Recent data from larger centers indicating a surgical mortality rate of less than 1% have raised questions about whether there is any advantage to alcohol septal ablation, which carries risks of complete heart block and procedural complication, over the more established myectomy, according to Naidu.

To look at the two procedures using national data, Naidu turned to the PREMIER Perspective database that includes information on about one-sixth of U.S. hospitals.

He searched for patients who underwent either alcohol septal ablation or isolated septal myectomy (without concomitant CABG) from Jan. 1, 2000, to June 30, 2010, identifying 242 who underwent myectomy at 97 hospitals and 163 who underwent ablation at 37 hospitals.

On average, patients who underwent alcohol septal ablation were older (60 versus 54, P<0.01), although other baseline characteristics were similar.

Despite the age difference, ablation was associated with a lower rate of mortality and new-onset hemodialysis, a shorter hospital stay, and lower costs.

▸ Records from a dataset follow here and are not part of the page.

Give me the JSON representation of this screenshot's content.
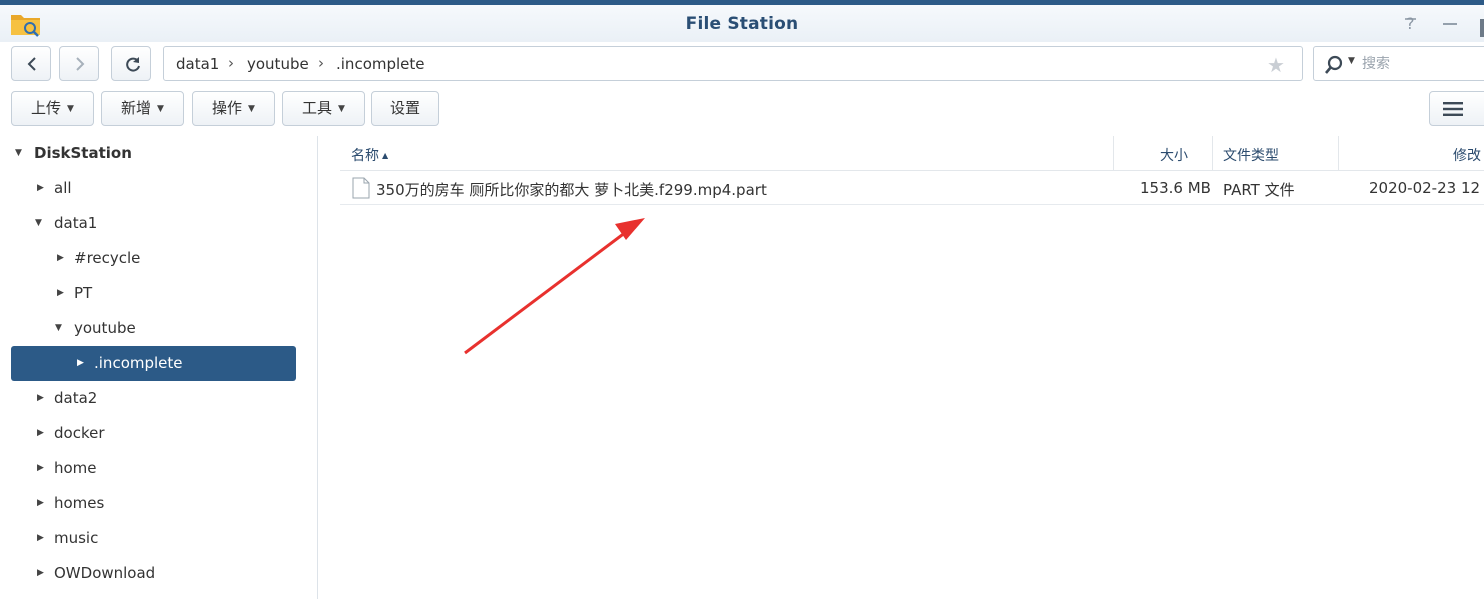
{
  "window": {
    "title": "File Station",
    "accent_color": "#2c5a87",
    "help_icon": "help-icon",
    "minimize_icon": "minimize-icon"
  },
  "nav": {
    "back_icon": "chevron-left-icon",
    "forward_icon": "chevron-right-icon",
    "refresh_icon": "refresh-icon"
  },
  "path": {
    "crumbs": [
      "data1",
      "youtube",
      ".incomplete"
    ],
    "favorite_icon": "star-icon"
  },
  "search": {
    "placeholder": "搜索"
  },
  "toolbar": {
    "upload": "上传",
    "new": "新增",
    "action": "操作",
    "tools": "工具",
    "settings": "设置",
    "view_icon": "list-view-icon"
  },
  "sidebar": {
    "root": "DiskStation",
    "items": [
      {
        "label": "all",
        "expanded": false
      },
      {
        "label": "data1",
        "expanded": true
      },
      {
        "label": "#recycle",
        "expanded": false
      },
      {
        "label": "PT",
        "expanded": false
      },
      {
        "label": "youtube",
        "expanded": true
      },
      {
        "label": ".incomplete",
        "expanded": false,
        "selected": true
      },
      {
        "label": "data2",
        "expanded": false
      },
      {
        "label": "docker",
        "expanded": false
      },
      {
        "label": "home",
        "expanded": false
      },
      {
        "label": "homes",
        "expanded": false
      },
      {
        "label": "music",
        "expanded": false
      },
      {
        "label": "OWDownload",
        "expanded": false
      }
    ],
    "selected_color": "#2c5a87"
  },
  "file_list": {
    "columns": [
      "名称",
      "大小",
      "文件类型",
      "修改"
    ],
    "sort_column": "名称",
    "sort_order": "ascending",
    "rows": [
      {
        "name": "350万的房车 厕所比你家的都大 萝卜北美.f299.mp4.part",
        "size": "153.6 MB",
        "type": "PART 文件",
        "modified": "2020-02-23 12"
      }
    ]
  },
  "annotation": {
    "arrow_color": "#e8312e"
  }
}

There was a higher rate of mitral valve replacement in the myectomy group (27.7% versus 0%, P<0.0001), but after excluding patients who had valve replacement, there was still an advantage for mortality, length of stay, and cost in the ablation group.

Bailey said that the study raises some questions that need to be investigated including how patients were selected for one treatment or the other. This would provide a true comparison of the relative safety of alcohol septal ablation and isolated septal myectomy, he said.

Disclosures

Naidu reported that he had no conflicts of interest. His co-author is an employee of The Medicines Company.

Primary Source

Society for Cardiovascular Angiography and Interventions

Source Reference: Naidu S, et al "Comparative in-hospital safety and cost of alcohol septal ablation versus isolated surgical myectomy for symptomatic hypertrophic obstructive cardiomyopathy: Insights from the multicenter PREMIER database" SCAI 2011; Abstract O-008.